La France a également joué son rôle mais beaucoup plus par la parole, les concepts, les déclarations, les idées que par la froide réalité des faits.

Si on remonte à 1780, jamais ni aux Etats-Unis, ni en Grande Bretagne, il n’y a eu le régime de terreur de la Convention, ni un Napoléon Ier, ni un Napoléon III, ni un Charles X, ni bien sûr un Pétain. Et aujourd’hui encore notre système démocratique est largement inachevé : manquant de contre-pouvoir, beaucoup trop centré sur le Président et sa cour de l’Elysée.

Mais si on parle de L’Allemagne : Avant 1945, la démocratie est inexistante et, lors de la petite période de la République de Weimar, vacillante et surtout conduisant au mal absolu.

La démocratie allemande actuelle a été imposée par les alliés et notamment les Etats-Unis. Mais depuis, ayant appris de leur terrible Histoire, les allemands ont peu à peu construit un système démocratique assez exemplaire, en tout cas beaucoup plus que le système français où il y en a encore qui discute de l’intérêt du non cumul des mandats ou de la limitation du nombre de mandats successifs…

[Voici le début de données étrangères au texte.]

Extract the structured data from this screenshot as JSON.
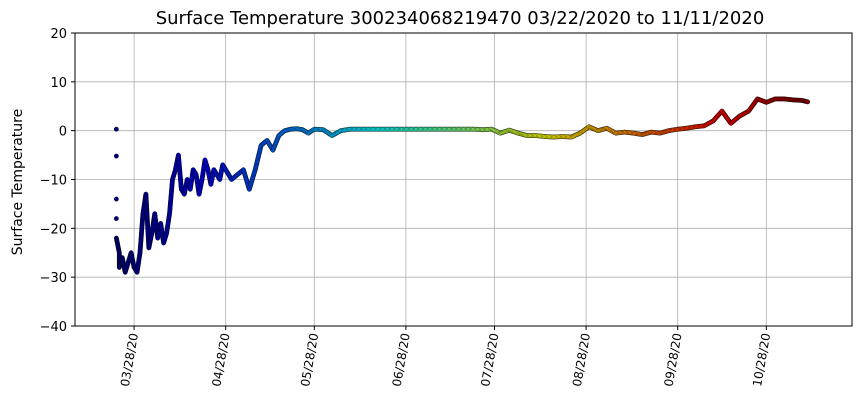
{
  "chart_data": {
    "type": "scatter",
    "title": "Surface Temperature 300234068219470  03/22/2020 to 11/11/2020",
    "xlabel": "",
    "ylabel": "Surface Temperature",
    "x_type": "date",
    "xlim": [
      "2020-03-08",
      "2020-11-26"
    ],
    "ylim": [
      -40,
      20
    ],
    "yticks": [
      -40,
      -30,
      -20,
      -10,
      0,
      10,
      20
    ],
    "xticks": [
      {
        "date": "2020-03-28",
        "label": "03/28/20"
      },
      {
        "date": "2020-04-28",
        "label": "04/28/20"
      },
      {
        "date": "2020-05-28",
        "label": "05/28/20"
      },
      {
        "date": "2020-06-28",
        "label": "06/28/20"
      },
      {
        "date": "2020-07-28",
        "label": "07/28/20"
      },
      {
        "date": "2020-08-28",
        "label": "08/28/20"
      },
      {
        "date": "2020-09-28",
        "label": "09/28/20"
      },
      {
        "date": "2020-10-28",
        "label": "10/28/20"
      }
    ],
    "grid": true,
    "color_by": "time (jet colormap)",
    "colormap": [
      "#00007f",
      "#0000ff",
      "#007fff",
      "#00ffff",
      "#7fff7f",
      "#ffff00",
      "#ff7f00",
      "#ff0000",
      "#7f0000"
    ],
    "series": [
      {
        "x": [
          "2020-03-22",
          "2020-03-22",
          "2020-03-22",
          "2020-03-22",
          "2020-03-22",
          "2020-03-23",
          "2020-03-23",
          "2020-03-24",
          "2020-03-25",
          "2020-03-26",
          "2020-03-27",
          "2020-03-28",
          "2020-03-29",
          "2020-03-30",
          "2020-03-31",
          "2020-04-01",
          "2020-04-02",
          "2020-04-03",
          "2020-04-04",
          "2020-04-05",
          "2020-04-06",
          "2020-04-07",
          "2020-04-08",
          "2020-04-09",
          "2020-04-10",
          "2020-04-11",
          "2020-04-12",
          "2020-04-13",
          "2020-04-14",
          "2020-04-15",
          "2020-04-16",
          "2020-04-17",
          "2020-04-18",
          "2020-04-19",
          "2020-04-20",
          "2020-04-21",
          "2020-04-22",
          "2020-04-23",
          "2020-04-24",
          "2020-04-25",
          "2020-04-26",
          "2020-04-27",
          "2020-04-28",
          "2020-04-29",
          "2020-04-30",
          "2020-05-02",
          "2020-05-04",
          "2020-05-06",
          "2020-05-08",
          "2020-05-10",
          "2020-05-12",
          "2020-05-14",
          "2020-05-16",
          "2020-05-18",
          "2020-05-20",
          "2020-05-22",
          "2020-05-24",
          "2020-05-26",
          "2020-05-28",
          "2020-05-31",
          "2020-06-03",
          "2020-06-06",
          "2020-06-09",
          "2020-06-12",
          "2020-06-15",
          "2020-06-18",
          "2020-06-21",
          "2020-06-24",
          "2020-06-27",
          "2020-06-30",
          "2020-07-03",
          "2020-07-06",
          "2020-07-09",
          "2020-07-12",
          "2020-07-15",
          "2020-07-18",
          "2020-07-21",
          "2020-07-24",
          "2020-07-27",
          "2020-07-30",
          "2020-08-02",
          "2020-08-05",
          "2020-08-08",
          "2020-08-11",
          "2020-08-14",
          "2020-08-17",
          "2020-08-20",
          "2020-08-23",
          "2020-08-26",
          "2020-08-29",
          "2020-09-01",
          "2020-09-04",
          "2020-09-07",
          "2020-09-10",
          "2020-09-13",
          "2020-09-16",
          "2020-09-19",
          "2020-09-22",
          "2020-09-25",
          "2020-09-28",
          "2020-10-01",
          "2020-10-04",
          "2020-10-07",
          "2020-10-10",
          "2020-10-13",
          "2020-10-16",
          "2020-10-19",
          "2020-10-22",
          "2020-10-25",
          "2020-10-28",
          "2020-10-31",
          "2020-11-03",
          "2020-11-06",
          "2020-11-09",
          "2020-11-11"
        ],
        "y": [
          0.3,
          -5.2,
          -14,
          -18,
          -22,
          -25,
          -28,
          -26,
          -29,
          -27,
          -25,
          -28,
          -29,
          -25,
          -17,
          -13,
          -24,
          -21,
          -17,
          -22,
          -19,
          -23,
          -21,
          -17,
          -10,
          -8,
          -5,
          -12,
          -13,
          -10,
          -12,
          -8,
          -9,
          -13,
          -10,
          -6,
          -8,
          -11,
          -8,
          -9,
          -10,
          -7,
          -8,
          -9,
          -10,
          -9,
          -8,
          -12,
          -8,
          -3,
          -2,
          -4,
          -1,
          0,
          0.3,
          0.4,
          0.2,
          -0.5,
          0.3,
          0.2,
          -1,
          0,
          0.3,
          0.3,
          0.3,
          0.3,
          0.3,
          0.3,
          0.3,
          0.3,
          0.3,
          0.3,
          0.3,
          0.3,
          0.3,
          0.3,
          0.3,
          0.2,
          0.3,
          -0.5,
          0.1,
          -0.5,
          -1,
          -1,
          -1.2,
          -1.3,
          -1.2,
          -1.3,
          -0.5,
          0.8,
          0,
          0.5,
          -0.5,
          -0.3,
          -0.5,
          -0.8,
          -0.3,
          -0.5,
          0,
          0.3,
          0.5,
          0.8,
          1,
          2,
          4,
          1.5,
          3,
          4,
          6.5,
          5.8,
          6.5,
          6.5,
          6.3,
          6.2,
          5.9
        ]
      }
    ]
  }
}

Mais pour toujours parler de la démocratie, j’ai lu des articles qui relataient des propos de l’ancien Président de la République, qui puisant dans son expérience accepte des emplois de conférencier dans le monde.

Il a donc été invité par les Émirats arabes unis il y a une semaine pour tenir une conférence dans laquelle il était question des différents leaders politiques mondiaux actuels et de la…fragilité ? des démocraties.

Vous trouverez derrière <ce lien un article du Point sur la conférence tenue par le président Nicolas Sarkozy à Abu Dhabi> :

L’ancien président de la République participait donc à la conférence « Abu Dhabi Ideas Week-End », samedi 3 mars 2018, et a tenu un discours de près d’une heure devant environ 150 personnes.

Des journalistes notamment du Monde se sont procurés l’enregistrement audio de son intervention, axée sur les grandes problématiques du monde.

La vision de Nicolas Sarkozy met en avant le rôle prépondérant de la Russie et de la Chine. Il développe aussi son point de vue sur les démocraties, menacées, selon lui par manque de grands leaders.

Pour Nicolas Sarkozy, les grands leaders du monde actuel ne sont pas les dirigeants des démocraties.

« Quels sont les grands leaders du monde aujourd’hui ?

Le président Xi, le président Poutine – on peut être d’accord ou pas, mais c’est un leader –, le grand prince Mohammed Ben Salman [d’Arabie saoudite].
Et que seraient aujourd’hui les Emirats sans le leadership de MBZ [Mohammed Ben Zayed] ? »

Il donne les raisons pour lesquelles, selon lui, les démocraties ne parviennent plus à dégager des grands leaders :

« Quel est le problème des démocraties ? demande l’ancien président. C’est que les démocraties ont pu devenir des démocraties avec de grands leaders : de Gaulle, Churchill…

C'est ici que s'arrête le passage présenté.